After a deadly bomb blast ripped apart a bus in Jerusalem, pro-Israel groups snapped into action today, urging their supporters to lobby Congress to maintain its support for its ally in the tumultuous Middle East.
Until now Israel has played the role of cautious observer as the Pan-Arab freedom movement began in Tunisia, toppled their ally Hosni Mubarak in Egypt and has now swept throughout Arab kingdoms and dictatorships. From conversations with Israelis, the changes all around them more often trigger fear of the unknown, rather than euphoria over the potential for democratic reforms on the Arab street.
"Historically, when the peace process stalls, terrorists are quick to fill the vacuum.

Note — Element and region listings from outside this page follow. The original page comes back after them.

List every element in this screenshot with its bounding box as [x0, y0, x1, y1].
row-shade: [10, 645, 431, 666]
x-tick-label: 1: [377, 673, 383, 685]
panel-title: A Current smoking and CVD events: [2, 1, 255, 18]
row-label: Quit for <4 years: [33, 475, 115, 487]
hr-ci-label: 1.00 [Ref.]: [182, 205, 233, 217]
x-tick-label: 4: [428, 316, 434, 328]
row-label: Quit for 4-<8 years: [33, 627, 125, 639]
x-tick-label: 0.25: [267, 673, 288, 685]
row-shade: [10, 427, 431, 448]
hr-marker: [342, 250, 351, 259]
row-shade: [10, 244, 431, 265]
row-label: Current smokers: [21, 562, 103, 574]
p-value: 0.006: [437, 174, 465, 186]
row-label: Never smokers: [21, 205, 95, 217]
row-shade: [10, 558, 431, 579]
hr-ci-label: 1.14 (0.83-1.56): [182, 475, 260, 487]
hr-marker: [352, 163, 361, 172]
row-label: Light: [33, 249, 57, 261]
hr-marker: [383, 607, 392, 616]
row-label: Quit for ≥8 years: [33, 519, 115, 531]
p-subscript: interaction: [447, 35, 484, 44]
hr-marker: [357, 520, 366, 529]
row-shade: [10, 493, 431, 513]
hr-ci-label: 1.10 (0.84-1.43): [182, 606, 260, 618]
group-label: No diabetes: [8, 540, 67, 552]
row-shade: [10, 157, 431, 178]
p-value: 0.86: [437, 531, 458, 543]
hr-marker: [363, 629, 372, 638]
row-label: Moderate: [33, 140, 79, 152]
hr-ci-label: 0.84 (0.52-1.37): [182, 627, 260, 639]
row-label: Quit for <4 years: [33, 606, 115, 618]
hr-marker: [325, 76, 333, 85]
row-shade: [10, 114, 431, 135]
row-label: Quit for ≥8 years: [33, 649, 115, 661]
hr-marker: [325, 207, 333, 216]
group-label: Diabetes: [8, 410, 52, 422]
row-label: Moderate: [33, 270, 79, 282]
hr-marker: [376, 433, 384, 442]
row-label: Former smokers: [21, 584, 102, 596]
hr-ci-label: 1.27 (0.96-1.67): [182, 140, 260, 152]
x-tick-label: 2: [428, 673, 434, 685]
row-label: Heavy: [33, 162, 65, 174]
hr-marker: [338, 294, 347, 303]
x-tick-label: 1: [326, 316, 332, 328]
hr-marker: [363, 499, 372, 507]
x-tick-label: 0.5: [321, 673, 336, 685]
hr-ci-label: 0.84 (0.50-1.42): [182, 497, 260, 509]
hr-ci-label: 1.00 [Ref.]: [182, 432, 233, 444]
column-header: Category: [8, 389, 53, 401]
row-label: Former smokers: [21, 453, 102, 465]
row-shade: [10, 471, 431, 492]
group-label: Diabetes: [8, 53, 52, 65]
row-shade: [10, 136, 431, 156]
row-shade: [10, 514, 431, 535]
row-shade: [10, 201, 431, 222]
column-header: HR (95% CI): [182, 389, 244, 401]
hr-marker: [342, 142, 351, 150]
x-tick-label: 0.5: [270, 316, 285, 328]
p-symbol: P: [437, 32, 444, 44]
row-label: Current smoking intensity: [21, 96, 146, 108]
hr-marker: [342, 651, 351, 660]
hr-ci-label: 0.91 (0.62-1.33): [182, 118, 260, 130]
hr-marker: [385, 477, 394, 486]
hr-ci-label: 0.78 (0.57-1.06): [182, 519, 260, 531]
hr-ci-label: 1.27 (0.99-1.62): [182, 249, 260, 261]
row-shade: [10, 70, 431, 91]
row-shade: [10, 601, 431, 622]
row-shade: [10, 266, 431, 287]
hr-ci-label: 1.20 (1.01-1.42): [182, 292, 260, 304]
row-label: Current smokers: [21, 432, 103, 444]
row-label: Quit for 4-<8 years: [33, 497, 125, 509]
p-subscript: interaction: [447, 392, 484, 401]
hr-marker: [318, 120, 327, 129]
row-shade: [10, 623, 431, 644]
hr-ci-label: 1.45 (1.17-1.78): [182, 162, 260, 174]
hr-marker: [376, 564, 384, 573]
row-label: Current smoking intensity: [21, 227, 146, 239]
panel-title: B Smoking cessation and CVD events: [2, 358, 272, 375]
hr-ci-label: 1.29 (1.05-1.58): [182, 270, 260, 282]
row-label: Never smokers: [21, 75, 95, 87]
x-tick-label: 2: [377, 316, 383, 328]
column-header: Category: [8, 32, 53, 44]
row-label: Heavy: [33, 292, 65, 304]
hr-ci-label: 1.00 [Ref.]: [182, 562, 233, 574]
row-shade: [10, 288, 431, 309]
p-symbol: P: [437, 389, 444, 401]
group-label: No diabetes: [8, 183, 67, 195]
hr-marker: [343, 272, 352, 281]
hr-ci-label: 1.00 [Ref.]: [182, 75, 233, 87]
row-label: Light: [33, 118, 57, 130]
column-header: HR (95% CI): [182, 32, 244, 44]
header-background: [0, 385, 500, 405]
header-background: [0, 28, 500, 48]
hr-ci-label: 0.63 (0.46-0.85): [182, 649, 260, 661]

Some Arab governments like Syria may also be inciting violence against Israel to distract attention away from their own corruption and unpopularity," Jennifer Lazlo Mizrahi wrote to supporters of her Washington-based organization, The Israel Project.
Mizrahi sent around pro-Israel speaking points to her group's email list, asking backers to write to their members of Congress to urge them to support the Jewish state.

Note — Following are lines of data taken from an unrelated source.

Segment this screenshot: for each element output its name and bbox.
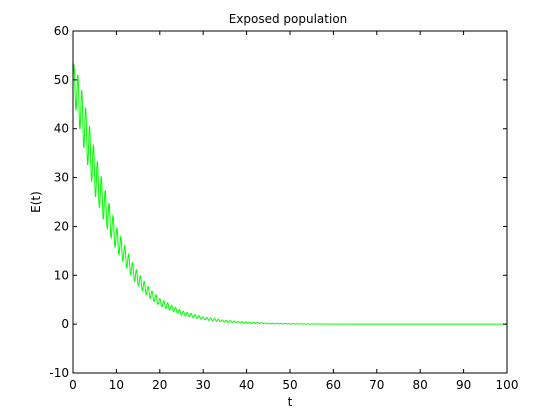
y-tick-label: 20 [54, 219, 69, 233]
y-tick-label: 50 [54, 73, 69, 87]
x-tick-label: 100 [496, 378, 519, 392]
y-tick-label: 40 [54, 122, 69, 136]
x-tick-label: 20 [152, 378, 167, 392]
x-tick-label: 10 [109, 378, 124, 392]
series-line [72, 63, 507, 325]
y-tick-label: -10 [49, 366, 69, 380]
y-tick-label: 10 [54, 268, 69, 282]
x-tick-label: 0 [69, 378, 77, 392]
y-tick-label: 0 [61, 317, 69, 331]
x-tick-label: 90 [456, 378, 471, 392]
y-tick-label: 60 [54, 24, 69, 38]
x-tick-label: 40 [239, 378, 254, 392]
plot-area [72, 63, 507, 325]
x-axis-label: t [288, 395, 293, 409]
x-tick-label: 30 [196, 378, 211, 392]
y-tick-label: 30 [54, 171, 69, 185]
chart-title: Exposed population [229, 12, 348, 26]
x-tick-label: 70 [369, 378, 384, 392]
x-tick-label: 50 [282, 378, 297, 392]
x-tick-label: 80 [413, 378, 428, 392]
y-axis-label: E(t) [29, 191, 43, 213]
x-tick-label: 60 [326, 378, 341, 392]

But one Jewish lobbying group that advocates for peace on the Middle East, J-Street, may have a hard time selling its liberalk line in Israel, a blogger at The Boston Globe notes.
President Obama condemned the attack and offered condolences.

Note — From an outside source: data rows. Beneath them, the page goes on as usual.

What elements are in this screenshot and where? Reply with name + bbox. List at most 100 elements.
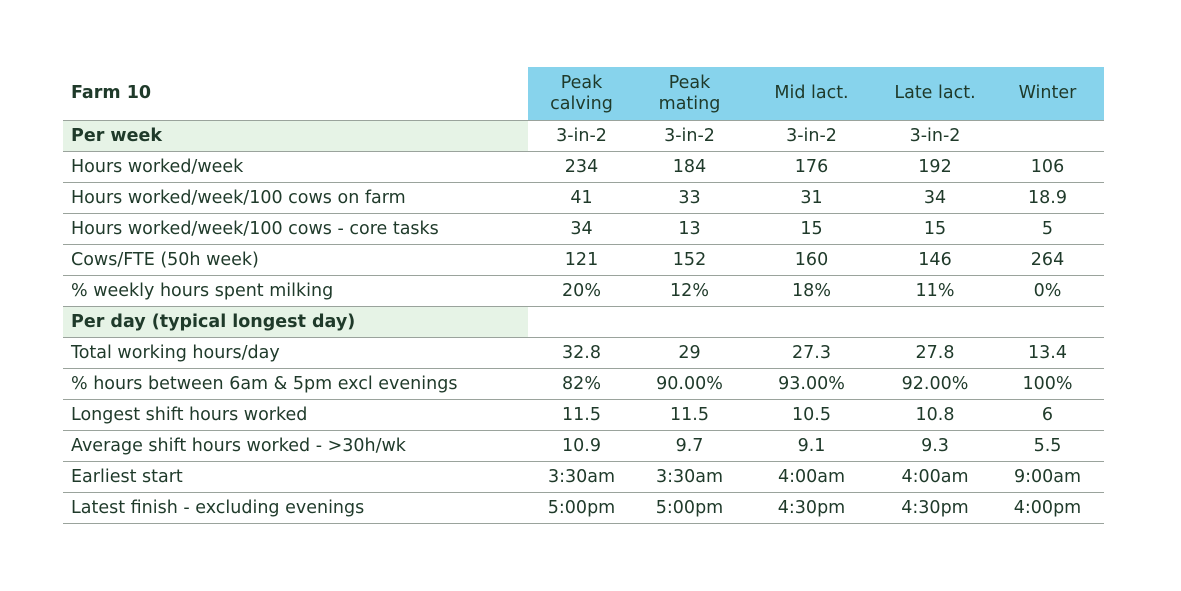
table-cell: 34: [528, 213, 635, 245]
table-cell: 13: [635, 213, 744, 245]
table-cell: 20%: [528, 275, 635, 307]
table-row: Hours worked/week/100 cows on farm 41 33 31…: [63, 182, 1104, 214]
table-cell: 18%: [744, 275, 879, 307]
table-row: % weekly hours spent milking 20% 12% 18% 11%…: [63, 275, 1104, 307]
column-header-text: Peak: [560, 72, 603, 93]
row-label: Total working hours/day: [63, 337, 528, 369]
table-cell: 152: [635, 244, 744, 276]
table-cell: 9.7: [635, 430, 744, 462]
table-row: % hours between 6am & 5pm excl evenings 8…: [63, 368, 1104, 400]
table-cell: 3:30am: [528, 461, 635, 493]
table-cell: 4:00pm: [991, 492, 1104, 524]
table-cell: 146: [879, 244, 991, 276]
table-cell: [635, 306, 744, 338]
table-body: Per week 3-in-2 3-in-2 3-in-2 3-in-2 Hours wo…: [63, 120, 1104, 524]
table-cell: 5: [991, 213, 1104, 245]
row-label: Latest finish - excluding evenings: [63, 492, 528, 524]
table-cell: 5.5: [991, 430, 1104, 462]
table-row: Total working hours/day 32.8 29 27.3 27.8 13.…: [63, 337, 1104, 369]
table-cell: 234: [528, 151, 635, 183]
column-header-text: Mid lact.: [774, 83, 849, 103]
column-header-text: Late lact.: [894, 83, 976, 103]
table-row: Hours worked/week 234 184 176 192 106: [63, 151, 1104, 183]
table-cell: 82%: [528, 368, 635, 400]
table-cell: 106: [991, 151, 1104, 183]
table-row: Longest shift hours worked 11.5 11.5 10.5 10…: [63, 399, 1104, 431]
row-label: Cows/FTE (50h week): [63, 244, 528, 276]
row-label: Earliest start: [63, 461, 528, 493]
table-cell: 3-in-2: [528, 120, 635, 152]
table-row: Hours worked/week/100 cows - core tasks 3…: [63, 213, 1104, 245]
column-header-late-lactation: Late lact.: [879, 67, 991, 121]
table-cell: 3:30am: [635, 461, 744, 493]
table-cell: 15: [879, 213, 991, 245]
column-header-text: calving: [550, 93, 613, 114]
table-cell: 3-in-2: [744, 120, 879, 152]
table-cell: 11%: [879, 275, 991, 307]
column-header-text: Winter: [1018, 83, 1077, 103]
table-cell: 10.8: [879, 399, 991, 431]
table-cell: 11.5: [635, 399, 744, 431]
table-cell: 10.5: [744, 399, 879, 431]
table-header-row: Farm 10 Peak calving Peak mating Mid lact.…: [63, 67, 1104, 121]
table-cell: 34: [879, 182, 991, 214]
table-cell: [879, 306, 991, 338]
table-cell: 5:00pm: [528, 492, 635, 524]
table-cell: 18.9: [991, 182, 1104, 214]
table-cell: 100%: [991, 368, 1104, 400]
table-cell: 92.00%: [879, 368, 991, 400]
table-cell: 121: [528, 244, 635, 276]
farm-data-table: Farm 10 Peak calving Peak mating Mid lact.…: [63, 67, 1104, 524]
table-cell: [528, 306, 635, 338]
table-cell: 9.3: [879, 430, 991, 462]
column-header-peak-calving: Peak calving: [528, 67, 635, 121]
row-label: % weekly hours spent milking: [63, 275, 528, 307]
table-cell: 192: [879, 151, 991, 183]
table-cell: 11.5: [528, 399, 635, 431]
section-label: Per day (typical longest day): [63, 306, 528, 338]
column-header-winter: Winter: [991, 67, 1104, 121]
row-label: Average shift hours worked - >30h/wk: [63, 430, 528, 462]
column-header-text: Peak: [668, 72, 711, 93]
table-cell: [991, 120, 1104, 152]
table-cell: 9:00am: [991, 461, 1104, 493]
section-row: Per day (typical longest day): [63, 306, 1104, 338]
table-cell: 33: [635, 182, 744, 214]
table-cell: 15: [744, 213, 879, 245]
table-cell: 41: [528, 182, 635, 214]
row-label: Hours worked/week/100 cows on farm: [63, 182, 528, 214]
table-cell: [744, 306, 879, 338]
row-label: % hours between 6am & 5pm excl evenings: [63, 368, 528, 400]
table-cell: 160: [744, 244, 879, 276]
table-cell: 93.00%: [744, 368, 879, 400]
table-cell: [991, 306, 1104, 338]
column-header-mid-lactation: Mid lact.: [744, 67, 879, 121]
table-cell: 4:30pm: [879, 492, 991, 524]
row-label: Hours worked/week: [63, 151, 528, 183]
table-cell: 27.8: [879, 337, 991, 369]
table-cell: 4:00am: [744, 461, 879, 493]
table-cell: 32.8: [528, 337, 635, 369]
table-cell: 4:00am: [879, 461, 991, 493]
row-label: Longest shift hours worked: [63, 399, 528, 431]
table-cell: 3-in-2: [635, 120, 744, 152]
row-label: Hours worked/week/100 cows - core tasks: [63, 213, 528, 245]
table-cell: 0%: [991, 275, 1104, 307]
section-label: Per week: [63, 120, 528, 152]
table-cell: 3-in-2: [879, 120, 991, 152]
table-cell: 176: [744, 151, 879, 183]
table-cell: 29: [635, 337, 744, 369]
table-cell: 12%: [635, 275, 744, 307]
table-cell: 184: [635, 151, 744, 183]
table-cell: 10.9: [528, 430, 635, 462]
table-cell: 31: [744, 182, 879, 214]
table-cell: 90.00%: [635, 368, 744, 400]
column-header-peak-mating: Peak mating: [635, 67, 744, 121]
table-row: Cows/FTE (50h week) 121 152 160 146 264: [63, 244, 1104, 276]
table-cell: 13.4: [991, 337, 1104, 369]
table-row: Earliest start 3:30am 3:30am 4:00am 4:00am 9:…: [63, 461, 1104, 493]
table-cell: 264: [991, 244, 1104, 276]
farm-title: Farm 10: [63, 67, 528, 121]
table-cell: 5:00pm: [635, 492, 744, 524]
table-cell: 9.1: [744, 430, 879, 462]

"I condemn in the strongest possible terms the bombing in Jerusalem today, as well as the rockets and mortars fired from Gaza in recent days. Together with the American people, I offer my deepest condolences for those injured or killed," Obama said. "There is never any possible justification for terrorism. The United States calls on the groups responsible to end these attacks at once and we underscore that Israel, like all nations, has a right to self-defense."
Obama also acknowledged the Palestinian victims of Israel's retaliatory attacks.
"We also express our deepest condolences for the deaths of Palestinian civilians in Gaza yesterday. We stress the importance of calm and urge all parties to do everything in their power to prevent further violence and civilian casualties," the President said in a statement.
Israeli Prime Minister Benjamin Netanyahu was meeting with his top security advisers when the explosion ripped through the bus.
The bombing came "just hours after the southern Israeli city of Beersheva was hit by two Katyusha missiles from Palestinian militants in Gaza – the first such attack since the Gaza war ended two years ago," The Christian Science Monitor reported.
Laura Rozen, Yahoo's newly acquired Middle East maven, notes that it has been about four years since a bomb struck terror on Israeli territory.